Moon's office said the two leaders agreed to "restore mutual confidence and develop their relationships again as soon as possible." The North's state media, for its part, said Kim and Moon agreed to "make a big stride in recovering the mutual trust and promoting reconciliation by restoring the cutoff inter-Korean communication liaison lines."
Tuesday's resumption of communication takes place on the 68th anniversary of the signing of the armistice that ended the 1950-53 Korean War, which pitted South Korea and U.S.-led U.N. forces against North Korea and China. That armistice has yet to be replaced with a peace treaty, leaving the Korean Peninsula in a technical state of war, with about 28,500 U.S. troops still stationed in South Korea.
North Korea occasionally cuts off communication in the channels -- by not replying to South Korean phone calls or faxes -- in times of tensions with Seoul and Washington.
The most recent cutoff happened in June of last year after North Korea accused the South of failing to stop activists from floating anti-Pyongyang leaflets across their border. An angry North Korea later blew up an empty South Korean-built liaison office just north of the countries' border.

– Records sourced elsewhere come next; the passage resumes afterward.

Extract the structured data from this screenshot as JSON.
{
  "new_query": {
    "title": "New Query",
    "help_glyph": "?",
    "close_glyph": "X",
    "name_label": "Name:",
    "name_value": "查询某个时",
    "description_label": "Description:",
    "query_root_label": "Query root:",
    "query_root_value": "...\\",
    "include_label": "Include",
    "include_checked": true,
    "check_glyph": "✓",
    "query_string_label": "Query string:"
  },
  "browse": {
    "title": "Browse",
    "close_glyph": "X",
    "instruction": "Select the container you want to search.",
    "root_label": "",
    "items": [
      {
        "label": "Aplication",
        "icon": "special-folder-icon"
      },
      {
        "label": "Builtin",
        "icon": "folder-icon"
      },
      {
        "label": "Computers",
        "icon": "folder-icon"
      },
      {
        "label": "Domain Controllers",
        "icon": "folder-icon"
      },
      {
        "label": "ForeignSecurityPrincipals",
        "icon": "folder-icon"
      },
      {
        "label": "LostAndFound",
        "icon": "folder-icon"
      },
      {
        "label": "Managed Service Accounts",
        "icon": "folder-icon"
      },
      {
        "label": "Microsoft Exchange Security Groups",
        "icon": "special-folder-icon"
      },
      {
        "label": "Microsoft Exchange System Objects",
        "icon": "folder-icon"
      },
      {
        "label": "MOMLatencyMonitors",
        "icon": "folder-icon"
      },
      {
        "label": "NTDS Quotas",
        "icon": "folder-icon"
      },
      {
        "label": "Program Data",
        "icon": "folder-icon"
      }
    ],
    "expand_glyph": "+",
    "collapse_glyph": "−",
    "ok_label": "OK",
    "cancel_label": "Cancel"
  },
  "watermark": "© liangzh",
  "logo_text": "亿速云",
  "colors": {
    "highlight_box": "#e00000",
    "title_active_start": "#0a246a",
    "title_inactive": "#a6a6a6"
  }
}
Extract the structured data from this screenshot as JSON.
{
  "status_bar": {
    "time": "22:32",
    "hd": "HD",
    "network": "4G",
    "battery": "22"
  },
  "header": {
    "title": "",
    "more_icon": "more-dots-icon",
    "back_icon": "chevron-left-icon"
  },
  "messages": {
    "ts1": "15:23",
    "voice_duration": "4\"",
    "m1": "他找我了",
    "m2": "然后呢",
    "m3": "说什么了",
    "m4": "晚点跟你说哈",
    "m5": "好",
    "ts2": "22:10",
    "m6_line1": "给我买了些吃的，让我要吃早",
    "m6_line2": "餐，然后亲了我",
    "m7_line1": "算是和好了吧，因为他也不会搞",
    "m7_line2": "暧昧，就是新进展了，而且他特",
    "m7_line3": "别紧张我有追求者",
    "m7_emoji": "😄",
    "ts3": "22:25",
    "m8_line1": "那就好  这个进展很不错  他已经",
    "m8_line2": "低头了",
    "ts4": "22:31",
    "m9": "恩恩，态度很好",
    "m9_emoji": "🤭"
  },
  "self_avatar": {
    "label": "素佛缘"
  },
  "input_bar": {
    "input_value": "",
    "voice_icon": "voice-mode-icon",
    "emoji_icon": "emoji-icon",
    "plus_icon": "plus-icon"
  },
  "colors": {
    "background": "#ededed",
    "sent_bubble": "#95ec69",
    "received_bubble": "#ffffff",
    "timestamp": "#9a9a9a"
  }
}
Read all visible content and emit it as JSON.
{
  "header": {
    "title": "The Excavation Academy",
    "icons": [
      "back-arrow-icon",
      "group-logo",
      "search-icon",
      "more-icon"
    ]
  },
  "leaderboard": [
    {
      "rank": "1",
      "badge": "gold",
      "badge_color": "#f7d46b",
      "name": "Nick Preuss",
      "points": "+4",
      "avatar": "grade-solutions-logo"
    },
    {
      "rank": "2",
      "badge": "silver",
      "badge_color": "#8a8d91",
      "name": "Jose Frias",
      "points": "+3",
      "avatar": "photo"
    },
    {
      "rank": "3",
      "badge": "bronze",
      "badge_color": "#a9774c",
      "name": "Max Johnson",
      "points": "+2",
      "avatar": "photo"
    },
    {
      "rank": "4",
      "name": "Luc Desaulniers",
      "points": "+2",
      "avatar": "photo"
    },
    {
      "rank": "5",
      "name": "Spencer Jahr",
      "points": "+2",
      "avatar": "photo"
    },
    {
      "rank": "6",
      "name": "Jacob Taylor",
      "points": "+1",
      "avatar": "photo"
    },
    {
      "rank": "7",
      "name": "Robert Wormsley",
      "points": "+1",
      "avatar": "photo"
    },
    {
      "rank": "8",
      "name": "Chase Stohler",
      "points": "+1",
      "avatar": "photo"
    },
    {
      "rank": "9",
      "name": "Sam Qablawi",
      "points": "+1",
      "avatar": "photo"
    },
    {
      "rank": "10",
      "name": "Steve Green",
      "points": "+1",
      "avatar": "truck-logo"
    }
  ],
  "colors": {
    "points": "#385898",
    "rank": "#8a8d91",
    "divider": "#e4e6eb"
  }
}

The U.S. sanctions, together with storms last summer and border shutdowns during the coronavirus pandemic, are battering the isolated North's economy, creating what Kim called its "worst-ever" crisis. Still, outside monitoring groups haven't seen signs of mass starvation or social chaos in the country of 26 million people.
Nam Sung-wook, a professor at Korea University, said the resumed communication likely won't lead to a dramatic improvement in ties in the near term -- but could pave the way for something down the road.
"North Korea knows it has to sit down for talks with the Biden administration one day. It thinks South Korea still has an effective value ... to make [President Joe] Biden move" in a direction that it favors, said Nam. "North Korea can also build up an [international image] that it's willing to continue dialogue" with the outside world.
Senior South Korean presidential official Park Soo Hyun said later Tuesday that Seoul believes improved ties between the Koreas would help restart the stalled nuclear diplomacy.
Moon, who espouses greater reconciliation with North Korea, earlier shuttled between Pyongyang and Washington to facilitate a 2018 summit between Kim and then-U.S. President Donald Trump -- the first such meeting between the countries' leaders. But North Korea abruptly gave Moon the cold shoulder after a second proposed Kim-Trump summit fell apart in early 2019 after Trump rebuffed Kim's push to win extensive sanctions relief in return for dismantling his main nuclear complex.
Since taking office in January, Biden's administration has called on North Korea to return to a negotiating table. But last month senior North Korean officials, including Kim's powerful sister, dismissed prospects for an early resumption of the talks.
Some experts think North Korea may be compelled to reach out to the U.S. or South Korea if its economic difficulties worsen. By taking steps to improve relations with Seoul now, the North may be preparing for that moment.